За двадцатый век вообще на нет сошла традиция потомственных профессий. Один знакомый, интереснейший человек, блистательный переводчик, знавший двенадцать языков, — а как знал он русский! — отбывший ссылку с 1937-го по 1954 год, да еще повезло ему, года полтора всего в тюрьме провел, остальное время не в лагере, на высылках, куда Макар телят не ганивал, в Восточной Сибири, — рассказывал, что встретились ему в ссылке несколько семей, от дедов до внуков, потомственных петербургских рабочих, на все руки мастера, умнейшие люди, женщины в семьях образованные и начитанные, нынешним образованкам не чета.

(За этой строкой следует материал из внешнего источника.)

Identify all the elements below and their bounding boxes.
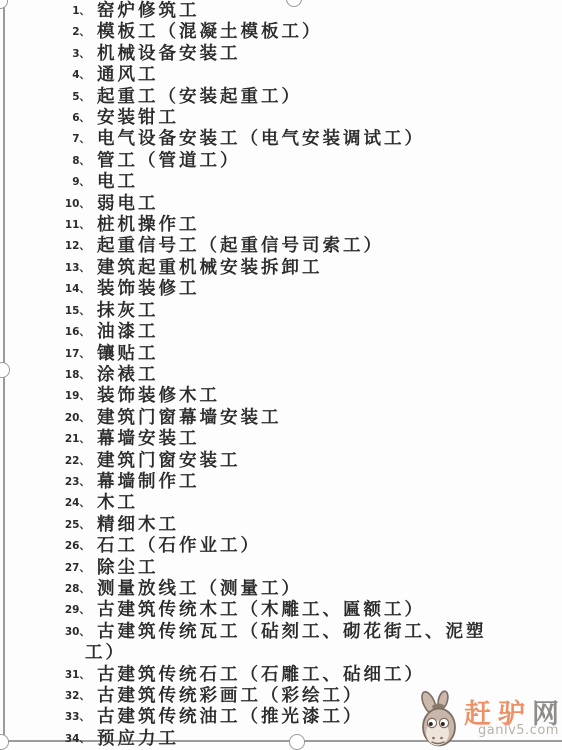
item-label: 测量放线工（测量工） — [85, 579, 562, 600]
list-item: 12、起重信号工（起重信号司索工） — [0, 236, 562, 257]
list-item: 31、古建筑传统石工（石雕工、砧细工） — [0, 665, 562, 686]
item-number: 10、 — [0, 194, 90, 215]
list-item: 26、石工（石作业工） — [0, 536, 562, 557]
list-item: 29、古建筑传统木工（木雕工、匾额工） — [0, 600, 562, 621]
item-number: 16、 — [0, 322, 90, 343]
list-item: 7、电气设备安装工（电气安装调试工） — [0, 129, 562, 150]
list-item: 13、建筑起重机械安装拆卸工 — [0, 258, 562, 279]
item-number: 19、 — [0, 386, 90, 407]
list-item: 8、管工（管道工） — [0, 151, 562, 172]
item-label: 装饰装修工 — [85, 279, 562, 300]
document-page: 1、窑炉修筑工2、模板工（混凝土模板工）3、机械设备安装工4、通风工5、起重工（… — [0, 0, 562, 750]
trade-occupation-list: 1、窑炉修筑工2、模板工（混凝土模板工）3、机械设备安装工4、通风工5、起重工（… — [0, 1, 562, 750]
item-number: 4、 — [0, 65, 90, 86]
item-label: 电气设备安装工（电气安装调试工） — [85, 129, 562, 150]
list-item: 24、木工 — [0, 493, 562, 514]
item-label: 桩机操作工 — [85, 215, 562, 236]
item-label: 古建筑传统木工（木雕工、匾额工） — [85, 600, 562, 621]
list-item: 25、精细木工 — [0, 515, 562, 536]
item-number: 9、 — [0, 172, 90, 193]
item-number: 22、 — [0, 451, 90, 472]
list-item: 5、起重工（安装起重工） — [0, 87, 562, 108]
watermark: 赶驴网 ganlv5.com — [418, 686, 562, 750]
list-item: 3、机械设备安装工 — [0, 44, 562, 65]
item-number: 20、 — [0, 408, 90, 429]
list-item: 20、建筑门窗幕墙安装工 — [0, 408, 562, 429]
item-label: 建筑门窗幕墙安装工 — [85, 408, 562, 429]
item-label: 窑炉修筑工 — [85, 1, 562, 22]
list-item: 27、除尘工 — [0, 558, 562, 579]
item-label: 石工（石作业工） — [85, 536, 562, 557]
list-item: 18、涂裱工 — [0, 365, 562, 386]
item-label: 幕墙制作工 — [85, 472, 562, 493]
item-number: 24、 — [0, 493, 90, 514]
list-item: 22、建筑门窗安装工 — [0, 451, 562, 472]
item-label: 模板工（混凝土模板工） — [85, 22, 562, 43]
item-label: 弱电工 — [85, 194, 562, 215]
item-number: 5、 — [0, 87, 90, 108]
list-item: 17、镶贴工 — [0, 344, 562, 365]
list-item: 23、幕墙制作工 — [0, 472, 562, 493]
item-label: 机械设备安装工 — [85, 44, 562, 65]
item-number: 21、 — [0, 429, 90, 450]
item-label: 涂裱工 — [85, 365, 562, 386]
list-item: 4、通风工 — [0, 65, 562, 86]
item-label: 通风工 — [85, 65, 562, 86]
donkey-head-icon — [418, 690, 462, 750]
item-number: 12、 — [0, 236, 90, 257]
item-label: 幕墙安装工 — [85, 429, 562, 450]
item-label: 古建筑传统瓦工（砧刻工、砌花街工、泥塑工） — [85, 622, 562, 665]
list-item: 30、古建筑传统瓦工（砧刻工、砌花街工、泥塑工） — [0, 622, 562, 665]
item-label: 古建筑传统石工（石雕工、砧细工） — [85, 665, 562, 686]
item-number: 2、 — [0, 22, 90, 43]
item-label: 抹灰工 — [85, 301, 562, 322]
item-label: 安装钳工 — [85, 108, 562, 129]
item-number: 7、 — [0, 129, 90, 150]
item-number: 28、 — [0, 579, 90, 600]
item-number: 33、 — [0, 707, 90, 728]
list-item: 9、电工 — [0, 172, 562, 193]
list-item: 15、抹灰工 — [0, 301, 562, 322]
item-number: 13、 — [0, 258, 90, 279]
item-number: 30、 — [0, 622, 90, 643]
item-number: 23、 — [0, 472, 90, 493]
list-item: 10、弱电工 — [0, 194, 562, 215]
item-number: 6、 — [0, 108, 90, 129]
item-label: 建筑门窗安装工 — [85, 451, 562, 472]
item-label: 电工 — [85, 172, 562, 193]
watermark-url: ganlv5.com — [478, 723, 559, 738]
item-number: 26、 — [0, 536, 90, 557]
list-item: 11、桩机操作工 — [0, 215, 562, 236]
item-label: 建筑起重机械安装拆卸工 — [85, 258, 562, 279]
item-label: 镶贴工 — [85, 344, 562, 365]
item-number: 17、 — [0, 344, 90, 365]
item-number: 11、 — [0, 215, 90, 236]
list-item: 6、安装钳工 — [0, 108, 562, 129]
list-item: 28、测量放线工（测量工） — [0, 579, 562, 600]
item-label: 起重信号工（起重信号司索工） — [85, 236, 562, 257]
selection-handle-bottom-middle[interactable] — [289, 734, 305, 750]
item-number: 25、 — [0, 515, 90, 536]
item-label: 除尘工 — [85, 558, 562, 579]
item-number: 32、 — [0, 686, 90, 707]
item-number: 14、 — [0, 279, 90, 300]
list-item: 16、油漆工 — [0, 322, 562, 343]
item-number: 31、 — [0, 665, 90, 686]
item-number: 27、 — [0, 558, 90, 579]
item-label: 起重工（安装起重工） — [85, 87, 562, 108]
item-number: 8、 — [0, 151, 90, 172]
item-number: 29、 — [0, 600, 90, 621]
item-number: 1、 — [0, 1, 90, 22]
list-item: 1、窑炉修筑工 — [0, 1, 562, 22]
list-item: 21、幕墙安装工 — [0, 429, 562, 450]
item-label: 木工 — [85, 493, 562, 514]
item-number: 15、 — [0, 301, 90, 322]
item-number: 18、 — [0, 365, 90, 386]
list-item: 14、装饰装修工 — [0, 279, 562, 300]
item-number: 34、 — [0, 729, 90, 750]
list-item: 19、装饰装修木工 — [0, 386, 562, 407]
item-label: 精细木工 — [85, 515, 562, 536]
item-label: 油漆工 — [85, 322, 562, 343]
item-number: 3、 — [0, 44, 90, 65]
list-item: 2、模板工（混凝土模板工） — [0, 22, 562, 43]
item-label: 管工（管道工） — [85, 151, 562, 172]
item-label: 装饰装修木工 — [85, 386, 562, 407]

Дядюшка мой подвизался на полставки на убогой мебельной фабрике, а в свободное от службы время дома работал и по заказчикам подпольным тайно ходил, частный приработок не приветствовался; работая, преображался он совершенно. Надевал длинный, до полу, передник, я так и не понял, клеенчатый, коленкоровый ли, какой-то забытой ткани, похожей на тонкий грунтованный художнический холст. Лоб у него был большой, с залысинами, волос немного, чуть вились они, крупной лепки лицо, высокий, у нас в семье что по отцовской линии, что по материнской, все дылды вроде меня. За работой, в переднике, с засученными рукавами, становился он одним из портретов гильдии мастеров на все времена. Я до сих пор, как слышу запах живичного скипидара, стружки, старинного столярного клея, вспоминаю чары краснодеревца, иногда приходившего домой с мешком и на вопрос — что там? — отвечавшего: «Стулья». Через некоторое время из обломков с помойки восставали три стула конца восемнадцатого или середины девятнадцатого века. Я не в книжке читал, а воочию видел, как проверяется качество полировки по ореолу, по отражению пламени свечного на разных расстояниях от полированного дерева, зажигал он свечу, подносил, вглядывался, отходил, наклонив голову, вглядывался, точно живописец в полотно.